Law enforcement’s crackdown on recent protests across Los Angeles has cost the city more than $17 million — with the price tag likely to keep ballooning.
The Los Angeles Police Department has played a critical role in violently shutting down protests against Immigration and Customs Enforcement across the city since the Department of Homeland Security began executing immigration raids at local workplaces on June 6. According to White House Press Secretary Karoline Leavitt, immigration agents arrested more than 300 immigrants in Southern California between June 6 and June 11.
At the ensuing anti-ICE demonstrations, the LAPD has arrested 575 people and shot hundreds of crowd-control munitions. As of June 16, the city had spent more than $17.2 million on the LAPD’s response to protests, according to L.A. City Controller Kenneth Mejia. That is roughly four times the amount of funding allotted to the city’s Emergency Management Department for the entire fiscal year.
That large sum includes the massive response to June 14’s No Kings protests, when every one of the LAPD’s nearly 9,000 officers were mobilized and approved for overtime pay. The total does not include the potential cost of lawsuits against the LAPD, however, which may significantly drive up the final price tag.
Police action during L.A. protests in 2020 have cost the city nearly $12 million and counting in settlements and jury awards, with many more cases yet to be adjudicated. Similar lawsuits in response to LAPD action at recent anti-ICE protests are already being pursued.
Earlier this week, the L.A. Press Club filed suit against the police department and city over violence toward journalists covering the protests, according to its attorney Carol Sobel, who successfully sued the LAPD in 2020.
“The whole world can see what’s going on. There probably weren’t enough [less-lethal] bullets to shoot all of the press and prevent coverage, but that would’ve been their goal had they been able to do it,” Sobel said.
According to Sobel, the LAPD has repeatedly ignored laws implemented after the 2020 George Floyd protests by continuing to attack the press and indiscriminately deploying crowd-control weapons among protesters, which has resulted in significant injuries and may result in more litigation.
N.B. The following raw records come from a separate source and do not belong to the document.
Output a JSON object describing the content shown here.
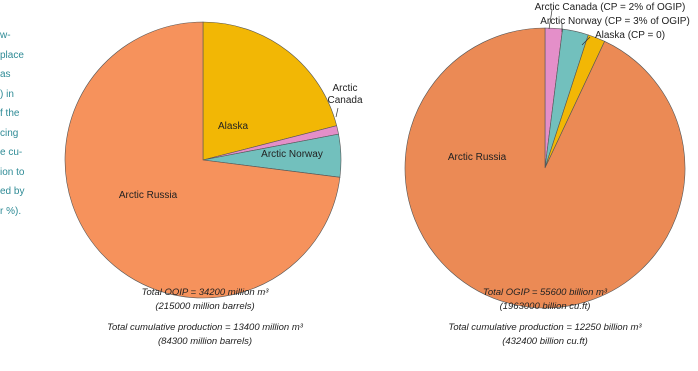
{
  "chart_data": [
    {
      "type": "pie",
      "categories": [
        "Alaska",
        "Arctic Canada",
        "Arctic Norway",
        "Arctic Russia"
      ],
      "values": [
        21,
        1,
        5,
        73
      ],
      "colors": [
        "#f2b705",
        "#e48fc9",
        "#72c0bd",
        "#f6925c"
      ],
      "notes": [
        "Total OOIP = 34200 million m³",
        "(215000 million barrels)",
        "Total cumulative production = 13400 million m³",
        "(84300 million barrels)"
      ]
    },
    {
      "type": "pie",
      "categories": [
        "Arctic Canada (CP = 2% of OGIP)",
        "Arctic Norway (CP = 3% of OGIP)",
        "Alaska (CP = 0)",
        "Arctic Russia"
      ],
      "values": [
        2,
        3,
        2,
        93
      ],
      "colors": [
        "#e48fc9",
        "#72c0bd",
        "#f2b705",
        "#eb8a55"
      ],
      "notes": [
        "Total OGIP = 55600 billion m³",
        "(1963000 billion cu.ft)",
        "Total cumulative production = 12250 billion m³",
        "(432400 billion cu.ft)"
      ]
    }
  ],
  "side_text": [
    "w-",
    "place",
    "as",
    ") in",
    "f the",
    "cing",
    "e cu-",
    "ion to",
    "ed by",
    "r %)."
  ]
}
The L.A. Police Commission has since announced its intention to investigate such accusations of excessive force complaints.
The LAPD declined Capital & Main’s request for comment.
Sobel expects many lawsuits against the LAPD for injuries caused by its crowd-control methods to be successful, which would leave the department — and by extension, the taxpayers — on the hook for many millions of dollars in damages.
Those increased costs would put significant pressure on the city’s already strained budget, which was signed into law earlier this month and cuts more than 1,700 positions across city departments. Despite the cuts, that budget increased the LAPD’s funding by nearly $90 million. What’s more, the LAPD is now seeking an additional $12 million in funding to cover overtime pay for its protest crackdown.